On Fri, Oct 26, 2018 at 11:23:39AM +0200, Alessandro Vesely wrote:
> On Thu 25/Oct/2018 20:30:27 +0200 Brian wrote:
> > On Thu 25 Oct 2018 at 19:53:26 +0200, Alessandro Vesely wrote:
> >> Hi all,
> >> early this morning a network card burned out. A few hours later, the server
> >> was not responding on any network address, nor on the system console. I had to
> >> power it down.
> >> Upon rebooting, network errors were detected an I arranged the server to work
> >> with the available hardware. The last line logged was an incoming email from a
> >> spammer in Brazil. It shouldn't have triggered any severe damage. I found no
> >> breakdown hint in the logs.
> >> My theory is that the system didn't realize that the card was broken, didn't
> >> turn the interface down, and kept storing outgoing stuff until it blew off. Is
> >> that reasonable or should I be more paranoid?

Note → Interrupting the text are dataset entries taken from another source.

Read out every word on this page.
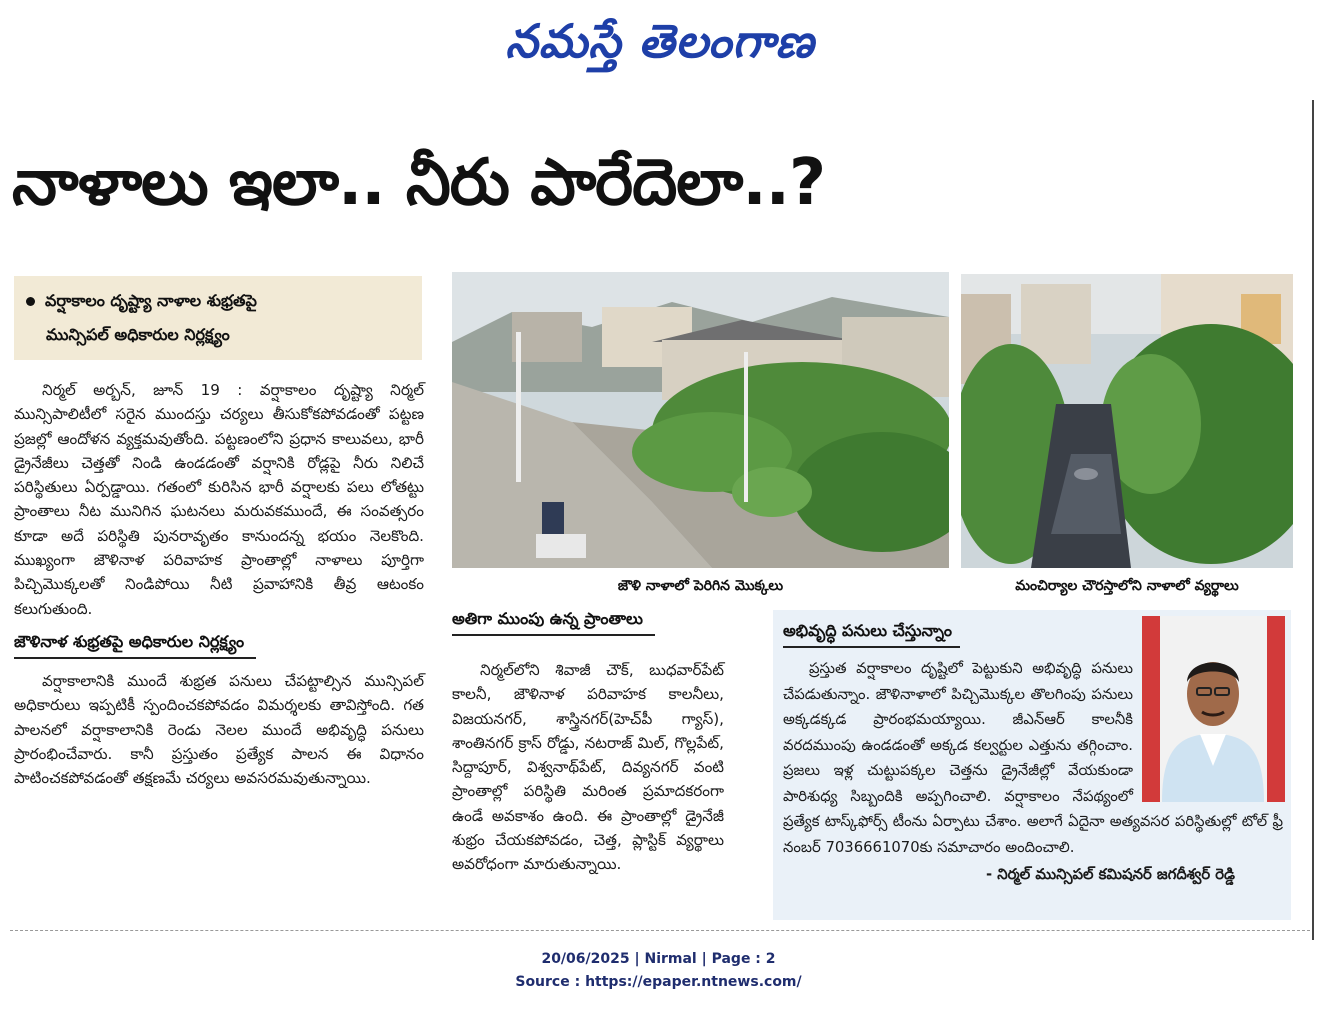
నమస్తే తెలంగాణ
నాళాలు ఇలా.. నీరు పారేదెలా..?
వర్షాకాలం దృష్ట్యా నాళాల శుభ్రతపై
మున్సిపల్ అధికారుల నిర్లక్ష్యం

నిర్మల్ అర్బన్, జూన్ 19 : వర్షాకాలం దృష్ట్యా నిర్మల్ మున్సిపాలిటీలో సరైన ముందస్తు చర్యలు తీసుకోకపోవడంతో పట్టణ ప్రజల్లో ఆందోళన వ్యక్తమవుతోంది. పట్టణంలోని ప్రధాన కాలువలు, భారీ డ్రైనేజీలు చెత్తతో నిండి ఉండడంతో వర్షానికి రోడ్లపై నీరు నిలిచే పరిస్థితులు ఏర్పడ్డాయి. గతంలో కురిసిన భారీ వర్షాలకు పలు లోతట్టు ప్రాంతాలు నీట మునిగిన ఘటనలు మరువకముందే, ఈ సంవత్సరం కూడా అదే పరిస్థితి పునరావృతం కానుందన్న భయం నెలకొంది. ముఖ్యంగా జౌళినాళ పరివాహక ప్రాంతాల్లో నాళాలు పూర్తిగా పిచ్చిమొక్కలతో నిండిపోయి నీటి ప్రవాహానికి తీవ్ర ఆటంకం కలుగుతుంది.

జౌళినాళ శుభ్రతపై అధికారుల నిర్లక్ష్యం

వర్షాకాలానికి ముందే శుభ్రత పనులు చేపట్టాల్సిన మున్సిపల్ అధికారులు ఇప్పటికీ స్పందించకపోవడం విమర్శలకు తావిస్తోంది. గత పాలనలో వర్షాకాలానికి రెండు నెలల ముందే అభివృద్ధి పనులు ప్రారంభించేవారు. కానీ ప్రస్తుతం ప్రత్యేక పాలన ఈ విధానం పాటించకపోవడంతో తక్షణమే చర్యలు అవసరమవుతున్నాయి.

జౌళి నాళాలో పెరిగిన మొక్కలు	మంచిర్యాల చౌరస్తాలోని నాళాలో వ్యర్థాలు
అతిగా ముంపు ఉన్న ప్రాంతాలు

నిర్మల్‌లోని శివాజీ చౌక్, బుధవార్‌పేట్ కాలనీ, జౌళినాళ పరివాహక కాలనీలు, విజయనగర్, శాస్త్రినగర్(హెచ్‌పీ గ్యాస్), శాంతినగర్ క్రాస్ రోడ్డు, నటరాజ్ మిల్, గొల్లపేట్, సిద్దాపూర్, విశ్వనాథ్‌పేట్, దివ్యనగర్ వంటి ప్రాంతాల్లో పరిస్థితి మరింత ప్రమాదకరంగా ఉండే అవకాశం ఉంది. ఈ ప్రాంతాల్లో డ్రైనేజీ శుభ్రం చేయకపోవడం, చెత్త, ప్లాస్టిక్ వ్యర్థాలు అవరోధంగా మారుతున్నాయి.

అభివృద్ధి పనులు చేస్తున్నాం

ప్రస్తుత వర్షాకాలం దృష్టిలో పెట్టుకుని అభివృద్ధి పనులు చేపడుతున్నాం. జౌళినాళాలో పిచ్చిమొక్కల తొలగింపు పనులు అక్కడక్కడ ప్రారంభమయ్యాయి. జీఎన్‌ఆర్ కాలనీకి వరదముంపు ఉండడంతో అక్కడ కల్వర్టుల ఎత్తును తగ్గించాం. ప్రజలు ఇళ్ల చుట్టుపక్కల చెత్తను డ్రైనేజీల్లో వేయకుండా పారిశుధ్య సిబ్బందికి అప్పగించాలి. వర్షాకాలం నేపథ్యంలో ప్రత్యేక టాస్క్‌ఫోర్స్ టీంను ఏర్పాటు చేశాం. అలాగే ఏదైనా అత్యవసర పరిస్థితుల్లో టోల్ ఫ్రీ నంబర్ 7036661070కు సమాచారం అందించాలి.

- నిర్మల్ మున్సిపల్ కమిషనర్ జగదీశ్వర్ రెడ్డి

20/06/2025 | Nirmal | Page : 2
Source : https://epaper.ntnews.com/
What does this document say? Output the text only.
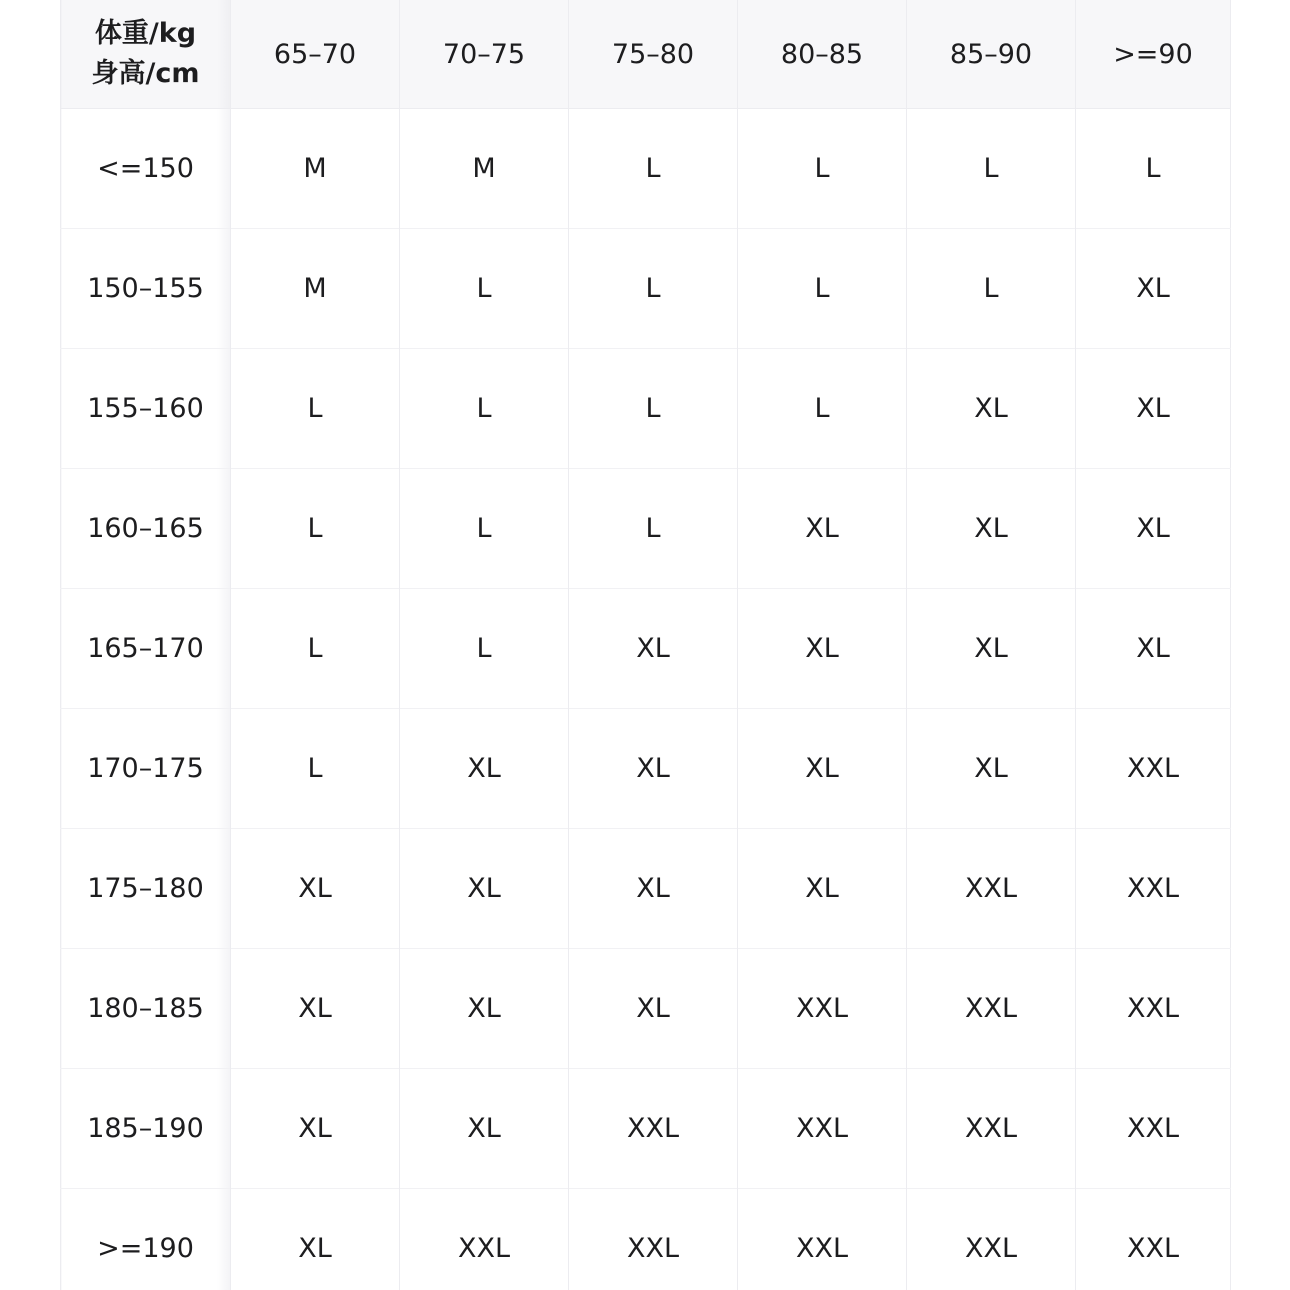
体重/kg
身高/cm	65–70	70–75	75–80	80–85	85–90	>=90
<=150	M	M	L	L	L	L
150–155	M	L	L	L	L	XL
155–160	L	L	L	L	XL	XL
160–165	L	L	L	XL	XL	XL
165–170	L	L	XL	XL	XL	XL
170–175	L	XL	XL	XL	XL	XXL
175–180	XL	XL	XL	XL	XXL	XXL
180–185	XL	XL	XL	XXL	XXL	XXL
185–190	XL	XL	XXL	XXL	XXL	XXL
>=190	XL	XXL	XXL	XXL	XXL	XXL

> > You have given an exact diagnosis of your problem - the network
> > card failed. What's your problem? Replace it instead of agonising
> > and theorising.
> The problem is that the server froze. I don't think that's what it is supposed
> to do when a card fails.
It's my impression too.
> Contrast that with log lines about anything else, from non-redundant power
> supplies to failed GPG signatures. In part, the missing precise diagnosis must
> be a shortcoming on part of the card vendor. However, how come the kernel
> didn't realize that the link had to go down, log something, and just fail any
> subsequent call on that interface, instead of freezing? Or did it freeze for
> an unrelated reason?
I believe that it's impossible to answer this question. It's highly
likely that it was kernel panic. Whenever it was related to failed NIC,
or no - it's impossible to tell since there's no kernel backtrace.
I'd install, say, kdump-tools for the future incidents like this.